Montoya Joseph H, Winther Kirsten T, Flores Raul A, Bligaard Thomas, Hummelshøj Jens S, Aykol Muratahan
Toyota Research Institute Los Altos CA 94022 USA
SLAC National Accelerator Laboratory Menlo Park CA 94025 USA.
Chem Sci. 2020 Jul 30;11(32):8517-8532. doi: 10.1039/d0sc01101k.
We present an end-to-end computational system for autonomous materials discovery. The system aims for cost-effective optimization in large, high-dimensional search spaces of materials by adopting a sequential, agent-based approach to deciding which experiments to carry out. In choosing next experiments, agents can make use of past knowledge, surrogate models, logic, thermodynamic or other physical constructs, heuristic rules, and different exploration-exploitation strategies. We show a series of examples for (i) how the discovery campaigns for finding materials satisfying a relative stability objective can be simulated to design new agents, and (ii) how those agents can be deployed in real discovery campaigns to control experiments run externally, such as the cloud-based density functional theory simulations in this work. In a sample set of 16 campaigns covering a range of binary and ternary chemistries including metal oxides, phosphides, sulfides and alloys, this autonomous platform found 383 new stable or nearly stable materials with no intervention by the researchers.

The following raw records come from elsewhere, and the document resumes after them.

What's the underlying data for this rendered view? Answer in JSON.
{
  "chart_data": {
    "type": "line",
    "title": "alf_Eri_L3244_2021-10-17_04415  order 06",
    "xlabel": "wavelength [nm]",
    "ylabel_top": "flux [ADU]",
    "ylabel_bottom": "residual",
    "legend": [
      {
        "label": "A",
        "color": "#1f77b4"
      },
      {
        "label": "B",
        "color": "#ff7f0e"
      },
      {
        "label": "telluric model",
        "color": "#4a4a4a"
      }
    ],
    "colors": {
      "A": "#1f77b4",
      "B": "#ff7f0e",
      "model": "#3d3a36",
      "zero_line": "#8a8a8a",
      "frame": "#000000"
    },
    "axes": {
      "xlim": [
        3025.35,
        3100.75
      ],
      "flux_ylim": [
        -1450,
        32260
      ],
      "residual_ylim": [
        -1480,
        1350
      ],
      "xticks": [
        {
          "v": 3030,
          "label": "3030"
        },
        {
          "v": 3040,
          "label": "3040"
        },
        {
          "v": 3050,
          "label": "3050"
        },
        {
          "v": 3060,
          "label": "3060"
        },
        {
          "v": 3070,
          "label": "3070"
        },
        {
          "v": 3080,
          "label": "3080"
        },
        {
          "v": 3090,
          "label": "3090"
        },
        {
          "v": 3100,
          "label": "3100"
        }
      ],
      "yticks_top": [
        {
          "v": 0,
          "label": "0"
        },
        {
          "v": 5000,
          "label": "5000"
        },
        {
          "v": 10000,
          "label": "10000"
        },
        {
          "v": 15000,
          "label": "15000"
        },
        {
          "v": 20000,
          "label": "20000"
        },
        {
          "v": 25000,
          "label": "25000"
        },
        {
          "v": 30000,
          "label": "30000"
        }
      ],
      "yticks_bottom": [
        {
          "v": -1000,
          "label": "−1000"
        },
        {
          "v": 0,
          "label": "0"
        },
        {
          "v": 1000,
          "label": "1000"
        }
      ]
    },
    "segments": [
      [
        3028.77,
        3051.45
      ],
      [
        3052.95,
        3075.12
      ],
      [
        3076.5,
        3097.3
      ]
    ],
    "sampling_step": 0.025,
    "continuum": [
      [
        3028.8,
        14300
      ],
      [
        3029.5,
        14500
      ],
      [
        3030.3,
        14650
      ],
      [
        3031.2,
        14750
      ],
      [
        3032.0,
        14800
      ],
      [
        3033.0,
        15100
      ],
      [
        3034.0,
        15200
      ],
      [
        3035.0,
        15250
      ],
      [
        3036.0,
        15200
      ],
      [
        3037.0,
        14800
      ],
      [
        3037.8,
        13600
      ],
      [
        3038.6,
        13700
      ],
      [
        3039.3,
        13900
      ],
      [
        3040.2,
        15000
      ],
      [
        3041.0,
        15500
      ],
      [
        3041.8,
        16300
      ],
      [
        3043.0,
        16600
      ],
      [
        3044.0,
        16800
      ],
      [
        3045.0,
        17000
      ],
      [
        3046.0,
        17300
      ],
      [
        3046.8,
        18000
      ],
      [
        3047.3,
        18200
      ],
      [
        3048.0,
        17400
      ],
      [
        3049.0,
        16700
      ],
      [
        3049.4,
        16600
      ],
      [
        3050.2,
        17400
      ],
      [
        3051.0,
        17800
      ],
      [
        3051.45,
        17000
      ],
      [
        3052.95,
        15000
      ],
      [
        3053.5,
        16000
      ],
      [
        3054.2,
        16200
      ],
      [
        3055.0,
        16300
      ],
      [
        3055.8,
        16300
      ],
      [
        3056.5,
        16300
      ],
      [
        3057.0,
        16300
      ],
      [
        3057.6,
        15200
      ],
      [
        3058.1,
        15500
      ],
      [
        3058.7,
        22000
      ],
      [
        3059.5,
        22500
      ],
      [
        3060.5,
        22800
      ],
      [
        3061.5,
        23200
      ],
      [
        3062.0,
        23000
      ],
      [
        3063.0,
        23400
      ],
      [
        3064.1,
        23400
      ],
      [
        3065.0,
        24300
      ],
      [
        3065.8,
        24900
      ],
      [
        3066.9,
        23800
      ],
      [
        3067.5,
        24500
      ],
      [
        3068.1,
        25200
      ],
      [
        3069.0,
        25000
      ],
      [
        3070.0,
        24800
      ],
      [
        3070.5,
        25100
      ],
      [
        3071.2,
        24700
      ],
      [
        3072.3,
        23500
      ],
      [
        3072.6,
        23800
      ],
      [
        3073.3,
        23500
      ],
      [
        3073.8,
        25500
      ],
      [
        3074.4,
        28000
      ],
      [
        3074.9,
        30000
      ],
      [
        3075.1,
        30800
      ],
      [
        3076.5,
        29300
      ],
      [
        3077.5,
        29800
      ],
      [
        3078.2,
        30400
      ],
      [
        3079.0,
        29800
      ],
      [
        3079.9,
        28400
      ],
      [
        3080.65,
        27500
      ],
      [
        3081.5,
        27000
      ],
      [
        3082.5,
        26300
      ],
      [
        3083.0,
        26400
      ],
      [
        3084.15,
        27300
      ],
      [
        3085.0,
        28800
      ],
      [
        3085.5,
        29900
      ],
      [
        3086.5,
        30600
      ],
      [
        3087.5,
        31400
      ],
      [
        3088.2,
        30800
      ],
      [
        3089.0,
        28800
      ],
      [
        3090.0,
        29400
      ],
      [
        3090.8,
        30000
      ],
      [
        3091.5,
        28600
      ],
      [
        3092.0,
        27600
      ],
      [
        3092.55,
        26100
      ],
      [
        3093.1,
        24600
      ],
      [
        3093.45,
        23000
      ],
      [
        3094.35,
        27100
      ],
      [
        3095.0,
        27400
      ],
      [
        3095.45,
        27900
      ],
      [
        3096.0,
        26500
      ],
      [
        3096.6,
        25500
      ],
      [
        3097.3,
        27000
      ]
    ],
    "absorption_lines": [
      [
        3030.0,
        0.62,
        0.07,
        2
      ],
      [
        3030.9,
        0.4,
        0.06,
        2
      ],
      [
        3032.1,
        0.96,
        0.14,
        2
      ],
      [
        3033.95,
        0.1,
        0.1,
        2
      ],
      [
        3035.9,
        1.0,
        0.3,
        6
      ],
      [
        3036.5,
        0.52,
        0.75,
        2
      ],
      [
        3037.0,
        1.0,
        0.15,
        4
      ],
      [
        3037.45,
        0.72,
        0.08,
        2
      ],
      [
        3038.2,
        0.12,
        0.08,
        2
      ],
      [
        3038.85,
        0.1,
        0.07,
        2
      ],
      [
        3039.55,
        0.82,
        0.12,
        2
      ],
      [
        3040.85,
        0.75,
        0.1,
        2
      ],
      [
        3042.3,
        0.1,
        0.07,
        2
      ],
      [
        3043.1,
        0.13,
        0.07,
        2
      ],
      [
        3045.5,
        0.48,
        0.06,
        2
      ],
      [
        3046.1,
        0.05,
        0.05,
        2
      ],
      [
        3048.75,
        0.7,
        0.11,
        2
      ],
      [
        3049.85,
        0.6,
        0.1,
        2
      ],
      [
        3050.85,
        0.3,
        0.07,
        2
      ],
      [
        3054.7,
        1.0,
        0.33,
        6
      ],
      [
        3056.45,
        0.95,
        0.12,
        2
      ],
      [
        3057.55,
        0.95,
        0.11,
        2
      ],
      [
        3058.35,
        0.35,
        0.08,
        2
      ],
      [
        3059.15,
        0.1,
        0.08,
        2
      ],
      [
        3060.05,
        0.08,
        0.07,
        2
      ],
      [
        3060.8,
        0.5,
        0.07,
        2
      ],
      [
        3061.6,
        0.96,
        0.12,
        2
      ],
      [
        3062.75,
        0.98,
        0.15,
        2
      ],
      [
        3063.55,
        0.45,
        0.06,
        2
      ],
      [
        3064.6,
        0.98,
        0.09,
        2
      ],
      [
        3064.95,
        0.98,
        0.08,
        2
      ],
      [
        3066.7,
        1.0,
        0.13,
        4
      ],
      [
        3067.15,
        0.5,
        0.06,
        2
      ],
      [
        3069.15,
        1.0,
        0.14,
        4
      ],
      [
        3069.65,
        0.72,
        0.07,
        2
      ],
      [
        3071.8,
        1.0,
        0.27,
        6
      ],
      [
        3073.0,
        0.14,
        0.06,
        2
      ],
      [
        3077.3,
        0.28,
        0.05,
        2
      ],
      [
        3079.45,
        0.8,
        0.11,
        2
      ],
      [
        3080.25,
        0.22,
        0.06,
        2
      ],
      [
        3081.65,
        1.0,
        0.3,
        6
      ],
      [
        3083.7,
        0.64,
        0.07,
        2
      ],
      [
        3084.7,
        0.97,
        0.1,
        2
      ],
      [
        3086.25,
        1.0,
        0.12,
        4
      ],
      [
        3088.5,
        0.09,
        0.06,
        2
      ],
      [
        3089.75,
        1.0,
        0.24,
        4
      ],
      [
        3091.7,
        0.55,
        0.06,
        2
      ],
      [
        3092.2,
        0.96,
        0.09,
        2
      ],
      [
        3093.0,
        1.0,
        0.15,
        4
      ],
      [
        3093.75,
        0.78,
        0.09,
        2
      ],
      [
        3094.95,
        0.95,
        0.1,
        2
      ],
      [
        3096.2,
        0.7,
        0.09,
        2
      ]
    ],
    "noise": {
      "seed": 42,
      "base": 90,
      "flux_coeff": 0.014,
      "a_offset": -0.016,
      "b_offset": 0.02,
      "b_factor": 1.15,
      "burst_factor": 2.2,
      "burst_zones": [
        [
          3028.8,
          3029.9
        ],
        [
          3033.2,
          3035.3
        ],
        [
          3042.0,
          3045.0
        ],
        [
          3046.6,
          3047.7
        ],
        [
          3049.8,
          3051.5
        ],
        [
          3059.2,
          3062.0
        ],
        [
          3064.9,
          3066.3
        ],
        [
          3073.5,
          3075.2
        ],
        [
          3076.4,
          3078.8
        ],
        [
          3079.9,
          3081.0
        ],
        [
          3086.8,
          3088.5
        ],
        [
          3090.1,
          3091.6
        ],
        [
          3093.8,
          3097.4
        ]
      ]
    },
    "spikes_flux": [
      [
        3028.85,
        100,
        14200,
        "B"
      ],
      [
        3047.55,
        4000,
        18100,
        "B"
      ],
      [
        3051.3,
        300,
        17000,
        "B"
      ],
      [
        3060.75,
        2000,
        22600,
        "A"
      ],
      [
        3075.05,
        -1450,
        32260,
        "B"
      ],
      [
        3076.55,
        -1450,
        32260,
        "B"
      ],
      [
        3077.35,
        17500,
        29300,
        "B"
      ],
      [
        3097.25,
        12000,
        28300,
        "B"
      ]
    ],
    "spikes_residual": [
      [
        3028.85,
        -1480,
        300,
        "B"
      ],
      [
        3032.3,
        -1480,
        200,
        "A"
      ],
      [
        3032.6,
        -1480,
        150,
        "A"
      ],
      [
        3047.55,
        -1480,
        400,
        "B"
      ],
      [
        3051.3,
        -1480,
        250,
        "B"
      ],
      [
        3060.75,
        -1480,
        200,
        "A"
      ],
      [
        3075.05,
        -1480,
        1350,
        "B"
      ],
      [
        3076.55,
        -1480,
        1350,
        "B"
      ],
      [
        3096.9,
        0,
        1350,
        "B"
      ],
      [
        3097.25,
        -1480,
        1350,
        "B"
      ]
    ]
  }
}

我们提出了一个用于自主材料发现的端到端计算系统。该系统旨在通过采用基于智能体的顺序方法来决定进行哪些实验,从而在大规模、高维材料搜索空间中实现具有成本效益的优化。在选择下一个实验时,智能体可以利用过去的知识、替代模型、逻辑、热力学或其他物理结构、启发式规则以及不同的探索-利用策略。我们展示了一系列示例,(i)如何模拟寻找满足相对稳定性目标的材料的发现活动来设计新的智能体,以及(ii)如何将这些智能体部署到实际的发现活动中以控制外部运行的实验,例如本工作中基于云的密度泛函理论模拟。在涵盖包括金属氧化物、磷化物、硫化物和合金等一系列二元和三元化学体系的16个活动样本集中,这个自主平台在没有研究人员干预的情况下发现了383种新的稳定或近乎稳定的材料。